The United States is going into its third day of the partial shutdown.
Legislators in Washington D.C. continue to haggle over the specifics of a government funding bill. The new financial year began on the first of October. Since Congress had not passed a budget or a temporary stopgap measure, many federal programs deemed to be non-essential closed on Tuesday. Approximately 800,000 federal workers were laid off.
Some services, such as the post office, remain in operation because they receive their money from an independent source. Other government operations will continue to receive funding because they are written into permanent law. This includes the salaries of House and Senate members.
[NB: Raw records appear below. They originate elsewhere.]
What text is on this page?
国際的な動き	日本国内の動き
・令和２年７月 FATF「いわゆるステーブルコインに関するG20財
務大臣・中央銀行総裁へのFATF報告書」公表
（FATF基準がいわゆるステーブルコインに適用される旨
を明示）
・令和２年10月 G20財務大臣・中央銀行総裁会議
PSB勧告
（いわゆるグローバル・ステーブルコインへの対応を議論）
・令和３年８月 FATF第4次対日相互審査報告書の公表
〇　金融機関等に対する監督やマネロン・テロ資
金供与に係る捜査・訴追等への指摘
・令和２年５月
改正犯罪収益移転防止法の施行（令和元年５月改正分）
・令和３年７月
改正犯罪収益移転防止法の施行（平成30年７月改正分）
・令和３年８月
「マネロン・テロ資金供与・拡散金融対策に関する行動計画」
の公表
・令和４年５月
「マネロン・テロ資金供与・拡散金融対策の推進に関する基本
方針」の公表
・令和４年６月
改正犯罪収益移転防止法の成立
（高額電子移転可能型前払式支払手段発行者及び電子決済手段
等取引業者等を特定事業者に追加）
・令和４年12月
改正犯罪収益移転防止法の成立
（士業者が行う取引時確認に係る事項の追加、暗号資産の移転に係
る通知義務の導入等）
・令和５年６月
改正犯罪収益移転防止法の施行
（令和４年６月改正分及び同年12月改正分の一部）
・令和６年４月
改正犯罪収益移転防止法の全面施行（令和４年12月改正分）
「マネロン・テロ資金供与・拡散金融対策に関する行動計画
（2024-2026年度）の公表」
Many agencies have enough resources saved up they can continue to serve the public for a short amount of time, but operations are expected to cease once those funds run out. If the shutdown continues, many programs will run out of funding and be forced to discontinue services. Those include Women Infants and Children, the school lunch program, and disability claims and pension payments for veterans.
Senator Roy Blunt discussed the issue at his weekly press conference. Click to hear the audio from Wednesday:
The reason Congress could not agree upon a funding bill lies in the Affordable Care Act, which is frequently referred to as Obamacare. The Republican-contolled House added a measure to the routine funding bill that would defund the healthcare plan. The Democratic-led Senate stripped the measure from the bill and returned it to the House. No compromise has been reached, and the government will remain shut down until they can resolve their differences or pass some sort of budget.
Most Congressional leaders are addressing the issue. Representative Rush Holt, of New Jersey, laid out of guide of the ways everyday Americans are affected. Congressmen Emanuel Cleaver, Sam Graves, and Vicky Hartzler have all addressed the problem, as well as Senators Roy Blunt and Claire McCaskill.